15 years later, Seattle’s Light In The Attic have released a compilation that is very much exactly what I wanted Rhino to do so what became Rhino’s loss is now LITA’s gain. I’m Just Like You: Sly’s Stone Flower 1969-70 features the four 45’s Stone Flower Records released, plus a wealth of songs that had remained unreleased until now. If you are a fan of Sly Stone, then you have definitely heard Little Sister’s “Somebody’s Watching You”, “Stanga”, and “You’re The One (Parts 1 & 2)”. If you are a Stone collector, you most likely picked up or heard of 6iX and the song “Just Like You”. You may have even heard of an early version of “Life & Death In G & A (Parts 1 & 2)” by Acaba Dream, released by A&M but was Sly & The Family Stone incognito with Hicks on vocals.
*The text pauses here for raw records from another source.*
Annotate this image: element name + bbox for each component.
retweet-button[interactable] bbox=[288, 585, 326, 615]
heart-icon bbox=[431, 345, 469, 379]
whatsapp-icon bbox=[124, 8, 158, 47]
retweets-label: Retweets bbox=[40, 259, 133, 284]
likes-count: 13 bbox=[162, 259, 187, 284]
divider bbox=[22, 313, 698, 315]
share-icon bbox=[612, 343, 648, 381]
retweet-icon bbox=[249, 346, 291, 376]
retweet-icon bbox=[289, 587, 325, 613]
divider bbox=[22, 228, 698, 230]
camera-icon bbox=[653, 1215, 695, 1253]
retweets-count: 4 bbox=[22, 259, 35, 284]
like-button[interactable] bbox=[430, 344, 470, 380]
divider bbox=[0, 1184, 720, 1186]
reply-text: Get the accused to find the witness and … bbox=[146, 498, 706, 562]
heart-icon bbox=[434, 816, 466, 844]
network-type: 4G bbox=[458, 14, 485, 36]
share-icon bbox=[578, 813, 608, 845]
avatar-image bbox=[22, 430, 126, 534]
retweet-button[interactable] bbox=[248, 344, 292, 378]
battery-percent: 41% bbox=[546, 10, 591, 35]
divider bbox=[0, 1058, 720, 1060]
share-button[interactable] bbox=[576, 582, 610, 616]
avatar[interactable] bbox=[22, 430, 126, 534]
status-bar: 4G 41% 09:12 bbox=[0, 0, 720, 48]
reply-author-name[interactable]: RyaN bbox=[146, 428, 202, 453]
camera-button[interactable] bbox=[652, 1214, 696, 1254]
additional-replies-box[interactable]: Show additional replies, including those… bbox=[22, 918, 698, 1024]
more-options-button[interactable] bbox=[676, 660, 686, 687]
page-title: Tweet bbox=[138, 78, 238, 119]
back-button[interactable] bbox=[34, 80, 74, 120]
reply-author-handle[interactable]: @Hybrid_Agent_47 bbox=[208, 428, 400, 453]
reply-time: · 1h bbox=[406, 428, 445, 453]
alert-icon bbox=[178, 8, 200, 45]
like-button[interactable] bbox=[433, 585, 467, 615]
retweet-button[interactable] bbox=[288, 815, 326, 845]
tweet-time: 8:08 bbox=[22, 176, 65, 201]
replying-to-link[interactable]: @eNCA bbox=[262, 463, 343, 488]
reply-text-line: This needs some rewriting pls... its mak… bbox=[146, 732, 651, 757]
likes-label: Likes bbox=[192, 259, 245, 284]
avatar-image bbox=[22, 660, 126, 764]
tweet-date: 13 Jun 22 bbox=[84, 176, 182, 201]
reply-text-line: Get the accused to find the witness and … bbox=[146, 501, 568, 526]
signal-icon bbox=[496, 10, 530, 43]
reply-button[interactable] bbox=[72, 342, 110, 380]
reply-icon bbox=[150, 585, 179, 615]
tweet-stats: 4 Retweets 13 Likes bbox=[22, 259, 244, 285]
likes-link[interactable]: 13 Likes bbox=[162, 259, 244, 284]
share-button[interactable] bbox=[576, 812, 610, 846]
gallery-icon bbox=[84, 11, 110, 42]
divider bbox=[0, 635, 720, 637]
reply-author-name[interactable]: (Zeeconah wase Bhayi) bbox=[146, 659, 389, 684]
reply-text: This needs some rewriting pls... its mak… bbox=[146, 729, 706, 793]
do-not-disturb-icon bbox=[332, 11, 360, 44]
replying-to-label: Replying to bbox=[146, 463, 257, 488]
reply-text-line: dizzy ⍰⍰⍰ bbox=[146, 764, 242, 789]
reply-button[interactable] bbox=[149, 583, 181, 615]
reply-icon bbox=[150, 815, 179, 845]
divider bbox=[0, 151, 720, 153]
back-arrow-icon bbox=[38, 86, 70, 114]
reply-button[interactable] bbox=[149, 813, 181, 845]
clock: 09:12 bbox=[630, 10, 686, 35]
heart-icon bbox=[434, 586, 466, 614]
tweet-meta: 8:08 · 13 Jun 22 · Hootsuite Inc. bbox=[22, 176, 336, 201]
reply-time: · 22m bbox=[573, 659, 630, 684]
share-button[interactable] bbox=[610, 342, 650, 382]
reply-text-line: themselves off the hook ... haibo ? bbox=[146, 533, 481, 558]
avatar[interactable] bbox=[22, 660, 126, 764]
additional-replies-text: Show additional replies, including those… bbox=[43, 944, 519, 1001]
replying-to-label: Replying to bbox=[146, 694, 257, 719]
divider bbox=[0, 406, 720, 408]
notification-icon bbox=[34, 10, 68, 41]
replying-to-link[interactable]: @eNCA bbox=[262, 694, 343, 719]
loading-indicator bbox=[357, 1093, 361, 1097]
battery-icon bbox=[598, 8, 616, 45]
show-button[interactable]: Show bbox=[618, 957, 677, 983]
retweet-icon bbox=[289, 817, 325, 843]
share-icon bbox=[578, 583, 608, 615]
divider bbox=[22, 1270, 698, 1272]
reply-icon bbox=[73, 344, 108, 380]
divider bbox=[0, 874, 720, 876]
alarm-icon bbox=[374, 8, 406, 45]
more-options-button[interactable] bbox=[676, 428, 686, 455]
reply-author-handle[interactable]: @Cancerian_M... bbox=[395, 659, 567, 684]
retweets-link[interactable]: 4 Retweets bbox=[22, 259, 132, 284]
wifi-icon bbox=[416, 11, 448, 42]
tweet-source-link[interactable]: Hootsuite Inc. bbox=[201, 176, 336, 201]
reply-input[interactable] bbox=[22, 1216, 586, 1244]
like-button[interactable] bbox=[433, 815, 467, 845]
In Hicks’ own version, it’s much slower, sleazier, grittier, dirtier but very much sexier. In truth, while the vocalist on these songs were by others, all of the music was entirely played by Sly Stone, and all come off as skeletal elements of what would become There’s A Riot Going On, consider this a deep deluxe edition in a way.
What you also get on hear is the single Hicks released through Scepter Records, “Home Sweet Home – Part II” and “I’m Goin’ Home”. Both had Stone involvement and the label said it was a Stone Flower production, so it seems Stone was trying to find yet another label to release his music. If there are any major highlights on an album that is a highlight in itself, it’s the songs credited solely to Sly Stone, including an early version of “Africa”. One gets a sense that he was getting deep into himself as he was putting these together, but arguably this may have been the seeds of what happened when Stone started to lose himself as well. The man was a wizard in the recording studio and understood the roles he played inside, so what we’re hearing is a master that was up there with people like Frank Zappa, Todd Rundgren, Paul McCartney, and Stevie Wonder Stone deserves to be ranked up there with the musical geniuses, and is example of the shadows someone like Madlib is in with his great production techniques.
In a greedy matter, I would have loved to have been an executive producer for a project like this had Rhino Records given the go-ahead. Today, I look at Light In The Attic Records as a label that came up with the idea too and did I’m Just Like You: Sly’s Stone Flower 1969-70 properly. For me, this was long-awaited and fortunately, they did it right. Job well done.